Section 10.9. The W3C Validator to RSS


10.9. The W3C Validator to RSS

Of all the tasks of Hercules, the one where he had to keep his web site's XHTML validated was the hardest. Without wanting to approach the whole Valid XHTML Controversy, we can still safely say that keeping a site validated is a pain. You have to validate your code, most commonly using the W3C validator service at http://validator.w3.org, and you have to keep going back there to make sure nothing has broken.

You have to do that unless, of course, you're subscribed to a feed of validation results. This script does just that, providing an RSS interface to the W3C validator.

You pass the URL you want to test as a query in the feed URL, like so: http://www.example.org/validator.cgi?url=http://www.example.org/index.html.

10.9.1. Walking Through the Code

We're using the traditional Perl start plus LWP::Simple and XML::Simple, which will parse the results coming back from the validator. Note that, in the classic gotcha, LWP::Simple and CGI clash, so we have to add those additional flags to prevent a type mismatch.
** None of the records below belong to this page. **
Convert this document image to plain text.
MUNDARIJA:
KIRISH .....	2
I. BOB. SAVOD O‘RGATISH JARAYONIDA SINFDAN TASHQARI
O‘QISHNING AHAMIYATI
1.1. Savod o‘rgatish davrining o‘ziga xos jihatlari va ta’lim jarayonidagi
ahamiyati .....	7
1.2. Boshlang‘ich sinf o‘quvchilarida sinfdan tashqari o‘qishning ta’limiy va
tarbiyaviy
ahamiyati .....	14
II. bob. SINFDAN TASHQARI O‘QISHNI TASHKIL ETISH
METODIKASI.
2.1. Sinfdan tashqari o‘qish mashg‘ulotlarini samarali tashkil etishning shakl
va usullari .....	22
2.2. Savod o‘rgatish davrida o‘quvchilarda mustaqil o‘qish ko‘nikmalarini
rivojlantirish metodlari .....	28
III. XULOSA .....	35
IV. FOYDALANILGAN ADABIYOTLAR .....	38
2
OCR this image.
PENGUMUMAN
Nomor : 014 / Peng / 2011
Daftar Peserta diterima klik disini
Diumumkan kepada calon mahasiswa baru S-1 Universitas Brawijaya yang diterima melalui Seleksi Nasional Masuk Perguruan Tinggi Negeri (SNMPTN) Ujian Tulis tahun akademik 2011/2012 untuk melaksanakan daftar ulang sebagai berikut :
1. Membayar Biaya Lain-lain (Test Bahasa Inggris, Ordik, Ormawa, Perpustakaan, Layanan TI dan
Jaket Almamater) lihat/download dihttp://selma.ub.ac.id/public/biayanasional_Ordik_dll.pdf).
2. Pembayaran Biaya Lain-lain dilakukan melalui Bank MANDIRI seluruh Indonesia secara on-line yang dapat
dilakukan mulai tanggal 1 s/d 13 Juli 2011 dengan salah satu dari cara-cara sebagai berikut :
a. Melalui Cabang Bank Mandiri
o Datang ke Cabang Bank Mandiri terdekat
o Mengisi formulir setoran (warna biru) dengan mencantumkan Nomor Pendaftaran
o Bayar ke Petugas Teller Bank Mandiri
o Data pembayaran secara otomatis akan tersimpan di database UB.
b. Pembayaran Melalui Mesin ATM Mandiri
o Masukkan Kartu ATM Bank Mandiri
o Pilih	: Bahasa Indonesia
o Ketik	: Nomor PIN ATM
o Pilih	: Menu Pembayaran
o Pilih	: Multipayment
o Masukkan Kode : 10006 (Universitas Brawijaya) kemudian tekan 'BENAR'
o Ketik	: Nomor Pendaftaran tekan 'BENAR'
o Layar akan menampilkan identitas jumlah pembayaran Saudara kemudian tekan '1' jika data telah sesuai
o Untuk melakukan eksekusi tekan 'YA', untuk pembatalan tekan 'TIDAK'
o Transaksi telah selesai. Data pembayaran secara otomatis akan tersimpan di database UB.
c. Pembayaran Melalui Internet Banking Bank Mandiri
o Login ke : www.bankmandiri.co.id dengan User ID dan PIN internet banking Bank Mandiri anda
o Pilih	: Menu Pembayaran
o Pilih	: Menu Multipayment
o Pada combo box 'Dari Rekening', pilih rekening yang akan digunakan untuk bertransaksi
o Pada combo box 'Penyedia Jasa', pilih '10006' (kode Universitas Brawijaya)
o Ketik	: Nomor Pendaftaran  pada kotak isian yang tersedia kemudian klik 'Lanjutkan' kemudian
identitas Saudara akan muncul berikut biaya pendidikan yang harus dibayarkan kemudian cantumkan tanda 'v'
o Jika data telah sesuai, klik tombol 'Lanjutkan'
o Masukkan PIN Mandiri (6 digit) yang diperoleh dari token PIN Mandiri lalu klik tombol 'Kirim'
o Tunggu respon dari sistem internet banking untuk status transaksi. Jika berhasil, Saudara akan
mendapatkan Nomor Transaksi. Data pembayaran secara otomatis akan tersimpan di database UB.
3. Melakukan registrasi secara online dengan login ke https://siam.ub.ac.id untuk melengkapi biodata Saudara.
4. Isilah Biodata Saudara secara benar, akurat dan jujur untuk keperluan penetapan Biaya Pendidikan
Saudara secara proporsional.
use warnings; use strict; use XML::RSS; use CGI qw(:standard); use LWP::Simple 'get'; use XML::Simple;

Now, grab the URL from the query string, and use LWP::Simple to retrieve the results. The W3C provides an XML output mode for the validator, and this is what we're using here. It is, however, classed as beta and flakey, and might not always work.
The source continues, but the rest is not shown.